Trump touts jobs favouring US-born workers over immigrants, but data contradicts. Native-born unemployment rose from 4.4% to 4.7% over 12 months, swelling the job-seeker pool among those he pledged to prioritize via immigration curbs.
Iran strikes spike gas prices, crush energy narrative
Trump has championed low energy costs to tame inflation: In a pre-Iran attack Texas speech, he declared, “Slashing energy costs… you just cut the cost of everything.” He touted sub-national average declines to claim cheaper driving.
Iran strikes starting February 28 shattered that.
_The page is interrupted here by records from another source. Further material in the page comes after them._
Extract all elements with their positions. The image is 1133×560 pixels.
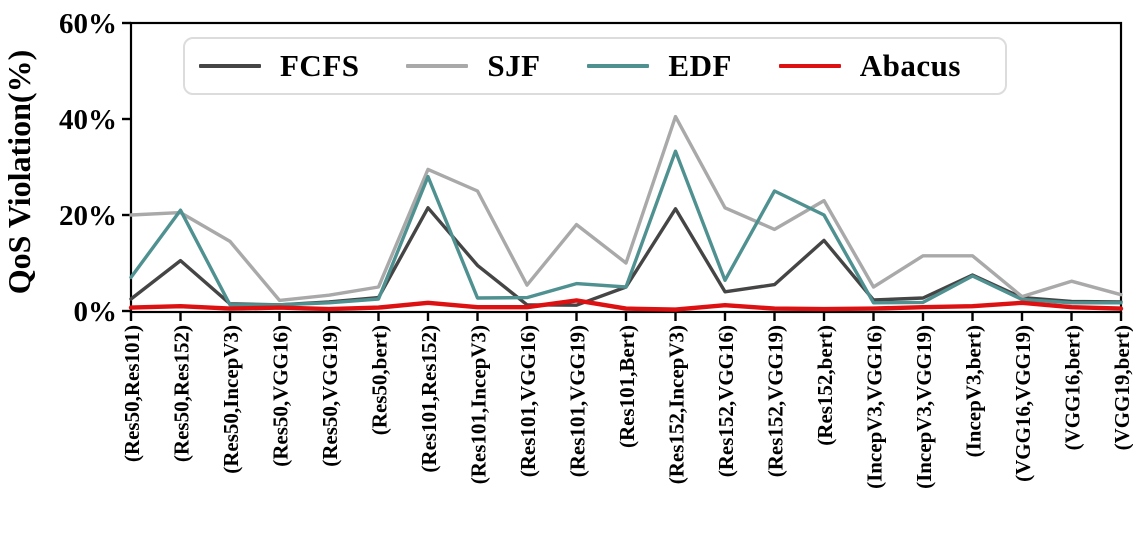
- series-line-edf: [129, 149, 1123, 307]
- x-tick-label: (Res50,VGG19): [318, 325, 342, 467]
- legend-label-fcfs: FCFS: [280, 48, 360, 83]
- x-tick-label: (Res152,bert): [813, 325, 837, 446]
- x-tick-label: (IncepV3,bert): [962, 325, 986, 457]
- x-tick-label: (Res101,Res152): [417, 325, 441, 473]
- series-line-abacus: [128, 298, 1124, 312]
- legend-line-sample-sjf: [406, 64, 469, 68]
- series-line-sjf: [129, 114, 1123, 303]
- x-tick-label: (Res101,Bert): [615, 325, 639, 448]
- y-tick-label: 40%: [59, 104, 117, 136]
- x-tick-label: (IncepV3,VGG19): [912, 325, 936, 489]
- chart-legend: FCFS SJF EDF Abacus: [183, 37, 1007, 95]
- x-tick-label: (VGG16,bert): [1061, 325, 1085, 450]
- x-tick-label: (Res152,VGG16): [714, 325, 738, 477]
- x-tick-label: (Res101,VGG16): [516, 325, 540, 477]
- x-tick-label: (Res101,VGG19): [566, 325, 590, 477]
- x-tick-label: (Res101,IncepV3): [467, 325, 491, 484]
- y-tick-label: 60%: [59, 8, 117, 40]
- legend-item-abacus: Abacus: [778, 48, 961, 84]
- y-axis-title: QoS Violation(%): [1, 50, 37, 294]
- x-tick-label: (Res152,IncepV3): [665, 325, 689, 484]
- legend-line-sample-edf: [587, 64, 650, 68]
- x-tick-label: (Res50,bert): [368, 325, 392, 435]
- x-tick-label: (IncepV3,VGG16): [863, 325, 887, 489]
- legend-line-sample-fcfs: [199, 64, 261, 68]
- legend-item-fcfs: FCFS: [199, 48, 360, 84]
- y-tick-label: 0%: [74, 296, 118, 328]
- legend-label-sjf: SJF: [487, 48, 541, 83]
- legend-item-sjf: SJF: [406, 48, 540, 84]
- legend-item-edf: EDF: [587, 48, 732, 84]
- x-tick-label: (Res50,Res101): [120, 325, 144, 462]
- x-tick-label: (Res50,IncepV3): [219, 325, 243, 474]
- legend-label-edf: EDF: [668, 48, 732, 83]
- x-tick-label: (Res50,VGG16): [269, 325, 293, 467]
- y-tick-label: 20%: [59, 200, 117, 232]
- legend-label-abacus: Abacus: [859, 48, 961, 83]
- x-tick-label: (VGG16,VGG19): [1011, 325, 1035, 482]
- x-tick-label: (Res152,VGG19): [764, 325, 788, 477]
- x-tick-label: (Res50,Res152): [170, 325, 194, 462]
- x-tick-label: (VGG19,bert): [1110, 325, 1133, 450]
- legend-line-sample-abacus: [778, 64, 841, 68]
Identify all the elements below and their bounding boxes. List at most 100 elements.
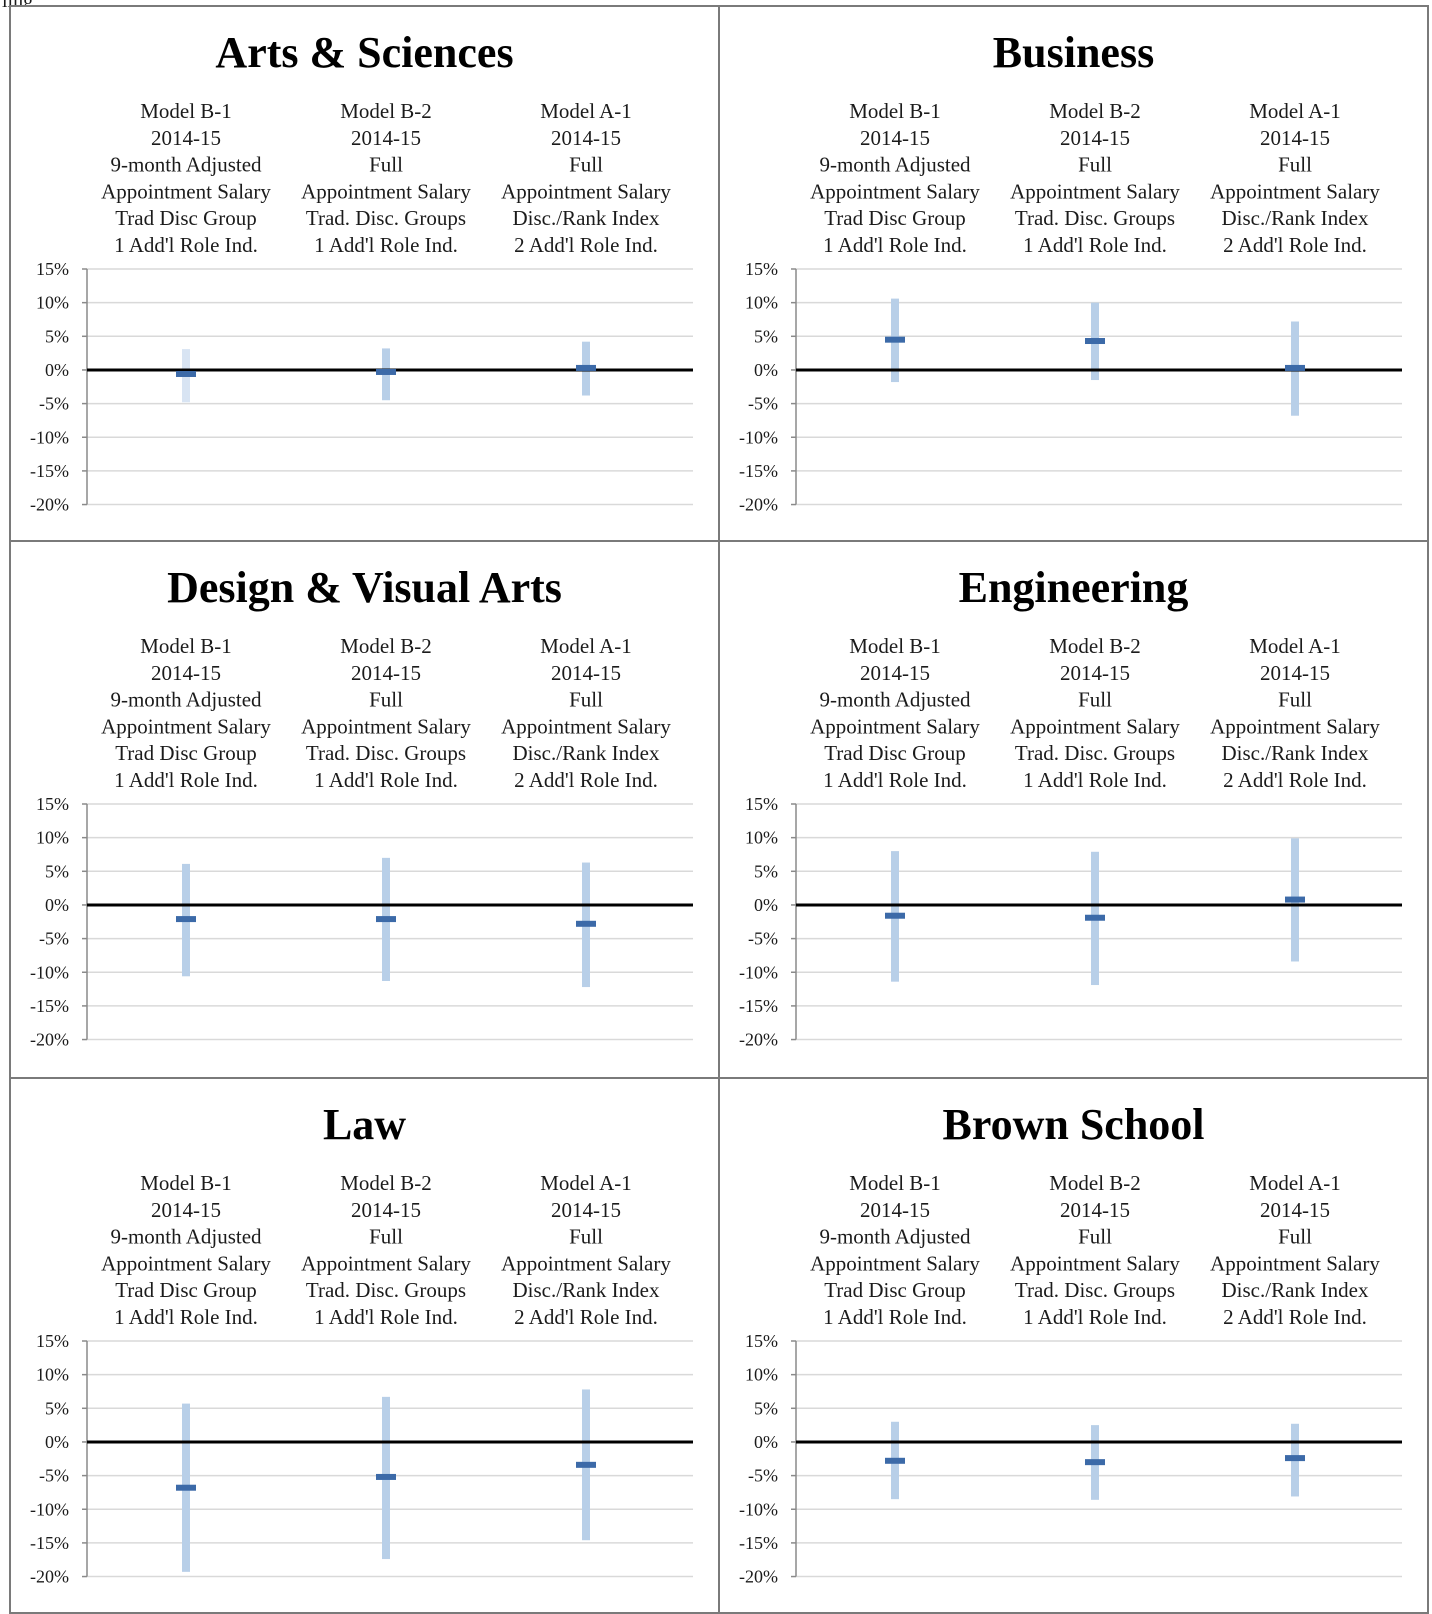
y-tick-label: -10%	[739, 427, 778, 447]
y-tick-label: 10%	[36, 828, 69, 848]
column-header-line: Appointment Salary	[501, 1251, 671, 1275]
column-header-line: Appointment Salary	[1210, 714, 1380, 738]
column-header-line: Trad. Disc. Groups	[1015, 1278, 1175, 1302]
column-header-line: Model A-1	[540, 1171, 632, 1195]
column-header-line: Trad Disc Group	[824, 1278, 966, 1302]
column-header-line: Model B-1	[849, 634, 941, 658]
range-chart: Model B-1 2014-15 9-month Adjusted Appointm…	[30, 1171, 693, 1587]
column-header-line: 2014-15	[151, 126, 221, 150]
y-tick-label: -15%	[739, 996, 778, 1016]
column-header-line: Model A-1	[540, 99, 632, 123]
point-estimate	[176, 916, 196, 923]
y-tick-label: 10%	[745, 1365, 778, 1385]
y-tick-label: -20%	[739, 1567, 778, 1587]
column-header-line: 2014-15	[351, 661, 421, 685]
column-header-line: Trad Disc Group	[115, 206, 257, 230]
y-tick-label: 10%	[745, 293, 778, 313]
panel-title: Design & Visual Arts	[167, 563, 562, 612]
y-tick-label: 15%	[36, 1331, 69, 1351]
y-tick-label: -5%	[39, 394, 69, 414]
column-header-line: Appointment Salary	[1010, 179, 1180, 203]
column-header-line: Disc./Rank Index	[1222, 206, 1369, 230]
column-header-line: 1 Add'l Role Ind.	[114, 768, 258, 792]
y-tick-label: -5%	[748, 394, 778, 414]
y-tick-label: -20%	[30, 1030, 69, 1050]
y-tick-label: 5%	[754, 326, 778, 346]
column-header-line: Appointment Salary	[301, 714, 471, 738]
column-header-line: Appointment Salary	[501, 714, 671, 738]
column-header-line: Model A-1	[1249, 99, 1341, 123]
y-tick-label: 15%	[745, 794, 778, 814]
column-header-line: 2014-15	[551, 126, 621, 150]
point-estimate	[885, 1457, 905, 1464]
point-estimate	[376, 1473, 396, 1480]
column-header-line: 2014-15	[151, 1198, 221, 1222]
y-tick-label: -15%	[739, 1533, 778, 1553]
column-header-line: Model B-2	[340, 634, 432, 658]
column-header-line: Trad. Disc. Groups	[1015, 206, 1175, 230]
y-tick-label: -15%	[30, 461, 69, 481]
column-header-line: Appointment Salary	[1010, 1251, 1180, 1275]
y-tick-label: -20%	[30, 1567, 69, 1587]
panel-business: Business Model B-1 2014-15 9-month Adjuste…	[720, 7, 1427, 542]
column-header-line: 2014-15	[551, 661, 621, 685]
column-header-line: 2 Add'l Role Ind.	[514, 768, 658, 792]
point-estimate	[176, 1484, 196, 1491]
column-header-line: Trad Disc Group	[115, 1278, 257, 1302]
point-estimate	[176, 370, 196, 377]
column-header-line: Disc./Rank Index	[513, 741, 660, 765]
column-header-line: Appointment Salary	[301, 1251, 471, 1275]
column-header-line: Model B-1	[140, 1171, 232, 1195]
column-header-line: 2014-15	[860, 661, 930, 685]
point-estimate	[1085, 1459, 1105, 1466]
point-estimate	[885, 336, 905, 343]
y-tick-label: 15%	[745, 259, 778, 279]
panel-title: Business	[992, 28, 1155, 77]
y-tick-label: 0%	[45, 895, 69, 915]
column-header-line: Model B-2	[340, 99, 432, 123]
y-tick-label: -10%	[739, 962, 778, 982]
y-tick-label: 5%	[754, 861, 778, 881]
y-tick-label: 0%	[754, 360, 778, 380]
panel-brown-school: Brown School Model B-1 2014-15 9-month Adj…	[720, 1079, 1427, 1612]
y-tick-label: 5%	[45, 861, 69, 881]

Pump prices surged 19% in a month to $3.45 nationally (AAA), with Goldman Sachs forecasting inflation climbing from January’s 2.4% to 3% if oil stays high. The administration eyes quick conflict resolution or Strait of Hormuz tanker boosts.
White House deputy press secretary Kush Desai stated: “The president has been clear about short term disruptions due to Operation Epic Fury… President Trump’s economic agenda continues to unleash robust private sector job, investment, and economic growth.”
Stocks dip, productivity rises but midterms loom
Trump’s staple boast—“We set the all-time record… with the Dow going to 50,000”—feels outdated. The Dow fell 5% last month, though up overall like under Biden. Reversal hinges on war’s end and profits; the dip warns, especially with pushes for “Trump accounts” to broaden investing.
University of Michigan’s Joanna Hsu noted February’s stock-owner sentiment gains offset by non-owners’ drops. A bright spot: Q4 business productivity rose 2.8% (Labour Department), fuelling long-term potential via tech. Yet labour’s income share hit a record low, per Mike Konczal of the Economic Security Project.
Trump bashed Biden’s “stagflation” at January’s Davos: low growth, high inflation. Reality favours Biden’s 2024 (2.8% growth) over Trump’s 2025 (2.2%); Fed’s PCE inflation matched at 2.6%. Trump sidestepped Biden-era spikes but lags in growth and jobs.